Lorne: Take care of yourself and ah, make sure fluffy is getting enough love. Gunn: Did he have anything? Fred: No. And who's fluffy? Are you fluffy? Gunn: He called me fluffy? Fred: He said make sure…wait. You don't think he was referring to anything of mine that's fluffy, do you? Because that would just be inappropriate.

'Conviction (1)'


Literary Buffistas 3: Don't Parse the Blurb, Dear.

There's more to life than watching Buffy the Vampire Slayer! No. Really, there is! Honestly! Here's a place for Buffistas to come and discuss what it is they're reading, their favorite authors and poets. "Geez. Crack a book sometime."


JZ - Jan 20, 2011 3:09:12 pm PST #13681 of 28289
See? I gave everybody here an opportunity to tell me what a bad person I am and nobody did, because I fuckin' rule.

There's also any of the three volumes of Eduardo Galeano's Memory of Fire, a 3-volume history of the Americas told in short vignettes, snippets of diaries, retellings of myths, songs and flights of pure fantasy; the longest is about 3 pages, most are half a page to a full page, and some are only two or three paragraphs. The first volume, Genesis, is particularly vivid and fast-moving.


Ginger - Jan 20, 2011 3:36:00 pm PST #13682 of 28289
"It didn't taste good. It tasted soooo horrible. It tasted like....a vodka martini." - Matilda

Tom Jones?

Some of the metaphysical poets? A large proportion of their work includes conceits of love and passion. "To His Coy Mistress" is the best known, but Donne wrote poems like "The Flea" and "That Time and Absence Proves Rather Helps Than Hurts to Loves." Most of Lovelace is about passion.


Amy - Jan 20, 2011 4:15:03 pm PST #13683 of 28289
Because books.

In not-so-literary news, I finally finished The Strain. Has anyone read the next book in the trilogy?


sj - Jan 20, 2011 4:58:10 pm PST #13684 of 28289
"There are few hours in life more agreeable than the hour dedicated to the ceremony known as afternoon tea."

Amy, the second book is on my shelf, but I haven't read it yet. I'm trying to figure out if I remember enough of the first book to not have to re-read it first.


Amy - Jan 20, 2011 5:08:15 pm PST #13685 of 28289
Because books.

Reread the last chapter. Everything you need to know is right there.

I ended up really loving Vasily Fet, the exterminator. He was a really pleasant surprise.


Steph L. - Jan 20, 2011 5:20:10 pm PST #13686 of 28289
I look more rad than Lutheranism

Hey, on that $20 Amazon gift card for $10 from yesterday -- apparently LivingSocial sold well over 1 million of them. Daaaaaaaamn.


Liese S. - Jan 20, 2011 5:27:30 pm PST #13687 of 28289
"Faded like the lilac, he thought."

If I were buying another Pratchett book for my nook, and I'm not saying I am, what with the thirty or so public domain books I downloaded over the weekend and all, but if I were, should I buy Nation, which I have not read, but is out of the Discworld, or Wee Free Men, which I have read, but my current library doesn't have and I love and also I have the last Tiffany Aching book so I could get the first and start building that collection which I don't have in paper?


-t - Jan 20, 2011 5:47:01 pm PST #13688 of 28289
I am a woman of various inclinations and only some of the time are they to burn everything down in frustration

Nation is really good.
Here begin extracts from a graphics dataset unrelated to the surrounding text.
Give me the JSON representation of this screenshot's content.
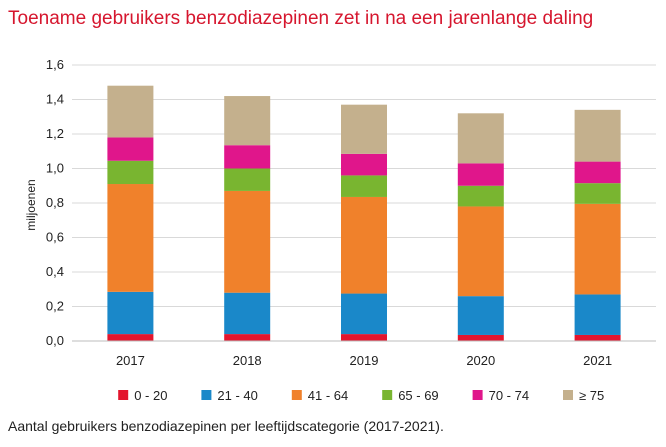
{
  "title": "Toename gebruikers benzodiazepinen zet in na een jarenlange daling",
  "caption": "Aantal gebruikers benzodiazepinen per leeftijdscategorie (2017-2021).",
  "chart_data": {
    "type": "bar",
    "stacked": true,
    "title": "Toename gebruikers benzodiazepinen zet in na een jarenlange daling",
    "xlabel": "",
    "ylabel": "miljoenen",
    "ylim": [
      0,
      1.6
    ],
    "yticks": [
      "0,0",
      "0,2",
      "0,4",
      "0,6",
      "0,8",
      "1,0",
      "1,2",
      "1,4",
      "1,6"
    ],
    "grid": true,
    "legend_position": "bottom",
    "categories": [
      "2017",
      "2018",
      "2019",
      "2020",
      "2021"
    ],
    "series": [
      {
        "name": "0 - 20",
        "color": "#e3152d",
        "values": [
          0.04,
          0.04,
          0.04,
          0.035,
          0.035
        ]
      },
      {
        "name": "21 - 40",
        "color": "#1a88c9",
        "values": [
          0.245,
          0.24,
          0.235,
          0.225,
          0.235
        ]
      },
      {
        "name": "41 - 64",
        "color": "#f0812b",
        "values": [
          0.625,
          0.59,
          0.56,
          0.52,
          0.525
        ]
      },
      {
        "name": "65 - 69",
        "color": "#79b530",
        "values": [
          0.135,
          0.13,
          0.125,
          0.12,
          0.12
        ]
      },
      {
        "name": "70 - 74",
        "color": "#e0168b",
        "values": [
          0.135,
          0.135,
          0.125,
          0.13,
          0.125
        ]
      },
      {
        "name": "≥ 75",
        "color": "#c4b08d",
        "values": [
          0.3,
          0.285,
          0.285,
          0.29,
          0.3
        ]
      }
    ]
  }
}
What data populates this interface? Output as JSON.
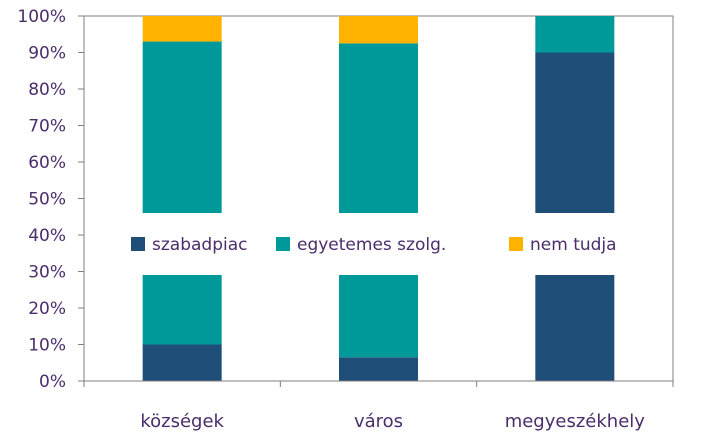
{
  "chart_data": {
    "type": "bar",
    "stacked": true,
    "categories": [
      "községek",
      "város",
      "megyeszékhely"
    ],
    "series": [
      {
        "name": "szabadpiac",
        "values": [
          10,
          6.5,
          90
        ],
        "color": "#1f4e79"
      },
      {
        "name": "egyetemes szolg.",
        "values": [
          83,
          86,
          10
        ],
        "color": "#009999"
      },
      {
        "name": "nem tudja",
        "values": [
          7,
          7.5,
          0
        ],
        "color": "#ffb300"
      }
    ],
    "ylim": [
      0,
      100
    ],
    "yticks": [
      "0%",
      "10%",
      "20%",
      "30%",
      "40%",
      "50%",
      "60%",
      "70%",
      "80%",
      "90%",
      "100%"
    ],
    "legend": "center",
    "grid": false,
    "title": "",
    "xlabel": "",
    "ylabel": ""
  }
}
Highly recommend. Though building up the Tiffany Aching collection is never wrong.


erikaj - Jan 21, 2011 4:29:44 am PST #13689 of 28289
Always Anti-fascist!

I love that book, Barb. It's both relatable and very different from what I knew when I read it at the same time...tough balance to strike and I really admired it.


Fred Pete - Jan 21, 2011 5:04:54 am PST #13690 of 28289
Ann, that's a ferret.

Dangerous Liaisons is an interesting idea; is it accessible?

At least as accessible as most 18th century works, and probably more so. If there's an issue, it's more the than the 18th-centuryness. You'd want to spend a fair amount of time on "What do Valmont and Merteuil really mean when they say that?"

I don't know whether Cry the Beloved Country has the reputation that it once did. I also read Camus's The Plague for a class in high school, though I can't say I "got" the symbolism attached to it.